In some sense, this peak in the singer's artistic life may have been the beginning of the end. Gaye's career after "What's Going On" was a series of ups and downs, still littered with hits like "Let's Get It On" and "Sexual Healing." He went from pushing the musical and political envelope to pushing the sexual one, struggling publicly with the politics of free love and his own desire to balance his strict religious background with his sexual desires. But he also struggled throughout with a severe addiction to cocaine, a tortured relationship with his father, and a messy second marriage that included violent outbursts on his part. After a 3-year self-imposed exile in Hawaii and Europe, Gaye ended up living back with his parents in Los Angeles in the early 1980s. Gaye was paranoid and suicidal, driven to distraction by his emotional demons and mostly unable to work. In a horrifying turn of events, Gaye was shot to death by his own father during a fight the day before his 45th birthday, in April 1984. People say the tortured singer had a death wish, tragically fulfilled by the very man who brought him onto the earth. Marvin's mother was present during the shooting, adding a special poignancy to the opening lines of "What's Going On": "Mother, mother mother/There's too many of you crying."
Because of "What's Going On," the image of Marvin Gaye is inseparable from the memory of the era of war protests and black power, but he also endures as a sex symbol and pop superstar. It's hard to imagine a pop star these days bridging that gap quite so smoothly—maybe it was his good looks, or maybe it was the times, but Gaye made the leap with style. He knew that you didn't have to be Huey Newton to advocate for social change in your own way.

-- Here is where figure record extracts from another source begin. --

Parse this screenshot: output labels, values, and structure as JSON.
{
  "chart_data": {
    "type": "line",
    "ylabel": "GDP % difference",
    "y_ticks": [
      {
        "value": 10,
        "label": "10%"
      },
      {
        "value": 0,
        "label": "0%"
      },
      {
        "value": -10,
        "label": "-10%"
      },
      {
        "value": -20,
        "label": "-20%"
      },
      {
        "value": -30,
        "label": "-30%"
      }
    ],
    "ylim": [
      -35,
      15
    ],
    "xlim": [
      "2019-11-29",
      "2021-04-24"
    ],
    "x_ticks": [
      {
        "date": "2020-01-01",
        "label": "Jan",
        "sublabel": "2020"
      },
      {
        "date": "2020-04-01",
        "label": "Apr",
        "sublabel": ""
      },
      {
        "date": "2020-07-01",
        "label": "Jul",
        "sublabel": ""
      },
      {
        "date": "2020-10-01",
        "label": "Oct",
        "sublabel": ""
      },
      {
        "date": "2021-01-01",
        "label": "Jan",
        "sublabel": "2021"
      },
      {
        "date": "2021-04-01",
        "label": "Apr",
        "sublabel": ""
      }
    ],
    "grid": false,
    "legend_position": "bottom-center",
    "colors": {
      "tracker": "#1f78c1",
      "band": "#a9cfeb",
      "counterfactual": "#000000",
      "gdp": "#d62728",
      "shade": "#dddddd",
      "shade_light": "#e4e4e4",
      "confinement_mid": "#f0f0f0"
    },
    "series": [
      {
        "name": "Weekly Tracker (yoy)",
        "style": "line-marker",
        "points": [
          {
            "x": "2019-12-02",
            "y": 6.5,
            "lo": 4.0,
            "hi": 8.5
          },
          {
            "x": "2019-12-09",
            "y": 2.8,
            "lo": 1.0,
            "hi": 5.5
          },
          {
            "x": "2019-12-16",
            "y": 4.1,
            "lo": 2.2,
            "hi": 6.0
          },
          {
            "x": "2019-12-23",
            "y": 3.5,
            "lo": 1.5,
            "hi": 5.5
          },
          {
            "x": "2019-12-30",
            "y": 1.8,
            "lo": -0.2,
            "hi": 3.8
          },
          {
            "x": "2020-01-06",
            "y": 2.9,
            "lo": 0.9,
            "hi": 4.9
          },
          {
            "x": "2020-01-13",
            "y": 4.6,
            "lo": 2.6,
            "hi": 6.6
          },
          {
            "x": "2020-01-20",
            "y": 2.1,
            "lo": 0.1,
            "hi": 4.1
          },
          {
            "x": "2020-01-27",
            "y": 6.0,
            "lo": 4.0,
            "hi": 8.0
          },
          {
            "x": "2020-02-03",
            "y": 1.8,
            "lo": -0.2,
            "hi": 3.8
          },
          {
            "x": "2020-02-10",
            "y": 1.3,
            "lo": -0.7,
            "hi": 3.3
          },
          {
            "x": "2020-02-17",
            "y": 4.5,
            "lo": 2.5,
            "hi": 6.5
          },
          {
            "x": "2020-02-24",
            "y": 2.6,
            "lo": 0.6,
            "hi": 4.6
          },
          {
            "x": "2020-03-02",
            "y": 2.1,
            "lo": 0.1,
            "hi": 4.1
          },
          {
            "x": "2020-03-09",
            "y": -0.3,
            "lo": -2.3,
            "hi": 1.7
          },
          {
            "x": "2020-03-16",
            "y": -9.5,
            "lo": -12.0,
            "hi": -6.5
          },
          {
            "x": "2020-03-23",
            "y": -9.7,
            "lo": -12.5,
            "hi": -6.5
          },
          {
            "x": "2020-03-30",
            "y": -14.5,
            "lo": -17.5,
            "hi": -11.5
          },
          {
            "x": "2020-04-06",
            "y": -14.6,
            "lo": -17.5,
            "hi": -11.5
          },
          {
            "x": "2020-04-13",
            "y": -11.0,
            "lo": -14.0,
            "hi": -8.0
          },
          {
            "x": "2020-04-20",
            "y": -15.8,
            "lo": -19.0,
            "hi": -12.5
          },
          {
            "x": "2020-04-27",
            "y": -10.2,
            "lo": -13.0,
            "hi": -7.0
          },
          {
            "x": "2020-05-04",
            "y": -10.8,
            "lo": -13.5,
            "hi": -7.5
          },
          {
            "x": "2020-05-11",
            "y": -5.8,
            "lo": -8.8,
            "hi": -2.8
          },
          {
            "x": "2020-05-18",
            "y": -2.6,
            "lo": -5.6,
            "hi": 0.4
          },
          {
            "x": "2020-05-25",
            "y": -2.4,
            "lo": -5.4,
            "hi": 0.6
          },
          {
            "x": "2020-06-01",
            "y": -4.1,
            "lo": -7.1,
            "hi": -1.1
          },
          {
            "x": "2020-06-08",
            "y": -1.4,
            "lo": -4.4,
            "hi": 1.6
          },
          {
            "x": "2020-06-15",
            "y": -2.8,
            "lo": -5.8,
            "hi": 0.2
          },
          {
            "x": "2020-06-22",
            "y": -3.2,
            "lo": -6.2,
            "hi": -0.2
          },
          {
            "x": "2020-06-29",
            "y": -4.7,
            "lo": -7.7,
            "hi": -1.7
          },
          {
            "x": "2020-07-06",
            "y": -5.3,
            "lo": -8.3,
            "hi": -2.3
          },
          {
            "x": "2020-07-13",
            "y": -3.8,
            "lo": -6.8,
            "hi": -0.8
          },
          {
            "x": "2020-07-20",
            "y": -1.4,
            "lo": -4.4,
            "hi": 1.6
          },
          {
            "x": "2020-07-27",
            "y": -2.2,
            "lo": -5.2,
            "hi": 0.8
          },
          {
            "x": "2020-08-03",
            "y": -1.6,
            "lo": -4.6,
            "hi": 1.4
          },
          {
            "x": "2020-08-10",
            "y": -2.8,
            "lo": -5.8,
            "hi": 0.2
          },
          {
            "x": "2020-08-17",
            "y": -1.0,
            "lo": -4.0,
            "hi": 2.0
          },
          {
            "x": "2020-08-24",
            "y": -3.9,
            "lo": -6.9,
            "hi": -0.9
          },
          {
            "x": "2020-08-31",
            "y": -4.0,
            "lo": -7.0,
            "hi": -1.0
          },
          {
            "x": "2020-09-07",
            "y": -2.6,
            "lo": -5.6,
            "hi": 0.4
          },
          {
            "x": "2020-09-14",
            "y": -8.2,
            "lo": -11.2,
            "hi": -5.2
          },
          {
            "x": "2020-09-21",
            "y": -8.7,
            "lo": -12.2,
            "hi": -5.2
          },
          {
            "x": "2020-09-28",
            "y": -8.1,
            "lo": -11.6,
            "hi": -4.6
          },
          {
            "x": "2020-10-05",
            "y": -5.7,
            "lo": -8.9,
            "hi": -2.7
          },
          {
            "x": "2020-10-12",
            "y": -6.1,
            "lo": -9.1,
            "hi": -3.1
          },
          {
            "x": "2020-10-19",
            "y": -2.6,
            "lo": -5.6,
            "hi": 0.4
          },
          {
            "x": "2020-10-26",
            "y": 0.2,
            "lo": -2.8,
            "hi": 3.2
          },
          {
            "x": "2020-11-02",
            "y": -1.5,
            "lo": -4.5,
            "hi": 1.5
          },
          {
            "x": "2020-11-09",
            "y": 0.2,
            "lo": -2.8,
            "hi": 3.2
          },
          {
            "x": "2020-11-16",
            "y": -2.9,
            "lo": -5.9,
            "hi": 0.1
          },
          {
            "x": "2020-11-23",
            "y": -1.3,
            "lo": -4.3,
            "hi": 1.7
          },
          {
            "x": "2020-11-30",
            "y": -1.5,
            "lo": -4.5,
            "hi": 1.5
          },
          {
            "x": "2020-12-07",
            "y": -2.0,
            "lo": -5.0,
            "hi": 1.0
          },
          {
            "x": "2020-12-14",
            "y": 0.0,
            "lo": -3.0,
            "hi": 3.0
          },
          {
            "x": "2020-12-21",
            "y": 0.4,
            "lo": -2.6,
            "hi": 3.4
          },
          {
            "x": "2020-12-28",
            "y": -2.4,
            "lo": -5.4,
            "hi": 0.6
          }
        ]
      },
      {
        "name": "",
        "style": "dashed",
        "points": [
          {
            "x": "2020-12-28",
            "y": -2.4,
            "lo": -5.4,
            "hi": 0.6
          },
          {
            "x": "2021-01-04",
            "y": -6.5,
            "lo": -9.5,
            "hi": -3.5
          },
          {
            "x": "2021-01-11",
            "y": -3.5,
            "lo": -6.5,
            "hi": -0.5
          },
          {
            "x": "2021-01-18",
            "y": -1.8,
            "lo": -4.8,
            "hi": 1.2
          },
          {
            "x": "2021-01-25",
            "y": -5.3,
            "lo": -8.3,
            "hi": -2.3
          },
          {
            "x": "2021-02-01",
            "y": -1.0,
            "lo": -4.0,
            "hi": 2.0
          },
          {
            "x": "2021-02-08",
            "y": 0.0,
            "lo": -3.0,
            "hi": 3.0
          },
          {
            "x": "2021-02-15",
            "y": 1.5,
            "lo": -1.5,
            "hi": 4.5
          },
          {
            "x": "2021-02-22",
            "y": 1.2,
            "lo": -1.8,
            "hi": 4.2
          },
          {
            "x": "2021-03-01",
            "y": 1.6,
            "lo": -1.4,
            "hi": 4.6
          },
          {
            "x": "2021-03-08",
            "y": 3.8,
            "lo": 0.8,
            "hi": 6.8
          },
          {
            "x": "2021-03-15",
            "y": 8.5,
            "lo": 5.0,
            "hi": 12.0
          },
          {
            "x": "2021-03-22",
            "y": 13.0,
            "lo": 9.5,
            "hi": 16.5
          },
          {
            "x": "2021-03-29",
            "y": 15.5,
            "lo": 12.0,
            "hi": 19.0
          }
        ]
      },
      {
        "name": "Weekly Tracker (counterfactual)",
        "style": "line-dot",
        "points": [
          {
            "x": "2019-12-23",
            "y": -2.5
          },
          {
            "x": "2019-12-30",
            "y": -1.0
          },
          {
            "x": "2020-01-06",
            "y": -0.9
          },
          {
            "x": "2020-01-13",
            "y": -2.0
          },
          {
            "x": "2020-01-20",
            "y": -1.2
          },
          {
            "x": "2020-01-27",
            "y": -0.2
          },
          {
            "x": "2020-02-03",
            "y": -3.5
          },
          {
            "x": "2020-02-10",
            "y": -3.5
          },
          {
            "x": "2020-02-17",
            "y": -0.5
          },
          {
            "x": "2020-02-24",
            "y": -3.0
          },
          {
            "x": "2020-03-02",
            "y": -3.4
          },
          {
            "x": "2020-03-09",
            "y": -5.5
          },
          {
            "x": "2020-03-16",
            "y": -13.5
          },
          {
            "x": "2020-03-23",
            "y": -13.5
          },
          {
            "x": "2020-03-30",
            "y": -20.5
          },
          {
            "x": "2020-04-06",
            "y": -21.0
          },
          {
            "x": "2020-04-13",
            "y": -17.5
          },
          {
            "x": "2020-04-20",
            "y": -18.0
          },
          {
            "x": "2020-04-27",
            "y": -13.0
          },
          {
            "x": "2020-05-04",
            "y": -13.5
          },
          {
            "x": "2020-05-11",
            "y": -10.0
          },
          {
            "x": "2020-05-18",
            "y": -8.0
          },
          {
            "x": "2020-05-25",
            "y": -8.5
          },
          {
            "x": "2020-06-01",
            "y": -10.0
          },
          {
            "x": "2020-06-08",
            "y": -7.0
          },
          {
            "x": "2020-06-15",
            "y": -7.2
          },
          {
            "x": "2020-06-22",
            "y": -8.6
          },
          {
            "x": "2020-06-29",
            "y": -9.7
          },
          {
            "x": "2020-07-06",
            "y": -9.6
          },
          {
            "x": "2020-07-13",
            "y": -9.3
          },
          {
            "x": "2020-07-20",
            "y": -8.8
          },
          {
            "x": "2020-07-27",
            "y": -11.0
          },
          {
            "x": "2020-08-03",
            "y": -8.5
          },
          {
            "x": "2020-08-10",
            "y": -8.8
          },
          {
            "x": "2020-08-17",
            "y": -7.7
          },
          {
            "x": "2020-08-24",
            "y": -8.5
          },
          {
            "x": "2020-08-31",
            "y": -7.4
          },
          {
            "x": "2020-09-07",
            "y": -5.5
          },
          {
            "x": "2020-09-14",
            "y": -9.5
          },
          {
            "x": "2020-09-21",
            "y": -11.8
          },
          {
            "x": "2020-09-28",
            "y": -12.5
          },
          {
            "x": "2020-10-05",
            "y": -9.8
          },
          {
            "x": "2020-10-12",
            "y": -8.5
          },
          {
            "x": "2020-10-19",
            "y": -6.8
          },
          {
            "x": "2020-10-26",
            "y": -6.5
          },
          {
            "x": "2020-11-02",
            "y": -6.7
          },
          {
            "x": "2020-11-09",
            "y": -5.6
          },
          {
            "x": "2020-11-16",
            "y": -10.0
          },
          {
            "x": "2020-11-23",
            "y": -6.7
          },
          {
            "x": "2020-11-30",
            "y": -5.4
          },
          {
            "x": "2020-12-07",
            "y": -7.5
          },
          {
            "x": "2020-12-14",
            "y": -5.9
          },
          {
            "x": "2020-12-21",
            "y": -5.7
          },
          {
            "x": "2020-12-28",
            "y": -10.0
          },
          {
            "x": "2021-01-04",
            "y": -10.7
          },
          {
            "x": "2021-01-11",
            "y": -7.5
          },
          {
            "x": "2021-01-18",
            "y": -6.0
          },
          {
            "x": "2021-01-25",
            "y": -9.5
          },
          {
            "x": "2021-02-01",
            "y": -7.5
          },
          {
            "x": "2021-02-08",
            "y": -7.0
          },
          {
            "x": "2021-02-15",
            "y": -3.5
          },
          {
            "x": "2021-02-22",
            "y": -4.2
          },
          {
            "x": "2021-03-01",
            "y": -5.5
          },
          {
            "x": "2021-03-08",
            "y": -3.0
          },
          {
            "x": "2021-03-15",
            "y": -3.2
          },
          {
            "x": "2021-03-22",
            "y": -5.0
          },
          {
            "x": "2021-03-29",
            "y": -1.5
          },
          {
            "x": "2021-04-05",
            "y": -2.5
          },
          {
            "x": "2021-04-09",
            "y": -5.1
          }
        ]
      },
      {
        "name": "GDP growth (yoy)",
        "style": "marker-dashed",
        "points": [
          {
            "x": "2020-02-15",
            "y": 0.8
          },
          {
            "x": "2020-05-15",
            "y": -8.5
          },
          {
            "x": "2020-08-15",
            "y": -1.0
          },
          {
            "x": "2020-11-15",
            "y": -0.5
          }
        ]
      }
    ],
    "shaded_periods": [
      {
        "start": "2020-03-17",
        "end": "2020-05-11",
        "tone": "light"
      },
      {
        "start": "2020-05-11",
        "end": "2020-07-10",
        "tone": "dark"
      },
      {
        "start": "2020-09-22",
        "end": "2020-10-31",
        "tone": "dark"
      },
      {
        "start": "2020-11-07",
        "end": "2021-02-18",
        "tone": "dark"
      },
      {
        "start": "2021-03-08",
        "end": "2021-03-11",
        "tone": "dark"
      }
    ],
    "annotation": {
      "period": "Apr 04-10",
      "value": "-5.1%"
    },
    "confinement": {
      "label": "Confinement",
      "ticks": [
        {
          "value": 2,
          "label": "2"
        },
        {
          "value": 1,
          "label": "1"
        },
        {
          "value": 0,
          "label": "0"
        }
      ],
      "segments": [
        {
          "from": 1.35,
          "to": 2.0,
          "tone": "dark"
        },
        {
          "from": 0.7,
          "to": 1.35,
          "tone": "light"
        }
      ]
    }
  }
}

"You know what bothers me?" Marvin Gaye said to a radio reporter in the early 1970s. "It bothers me tremendously to see us sit around and look at the people virtually destroying us, and pretending that it's okay. I cannot understand how we human beings can let a few powerful men in the world treat us like cattle, and insensitive people, and robots. We're programmed, we're sensitized, we're Big Brothered, and we're police stated. We have no fight, we seem apathetic…I don't see why so many people in the world are allowing a few men to destroy our civilization…Stand up and say, 'We people who love to live the simple life, who love the sun and the air and the birds and the bees, whom you people don't seem to have any regard for…' Somewhere, somehow, it has to be stopped, or we're gonna all be destroyed and very soon, perhaps in my lifetime."
Or, to paraphrase: "Right on, baby…what's going on?"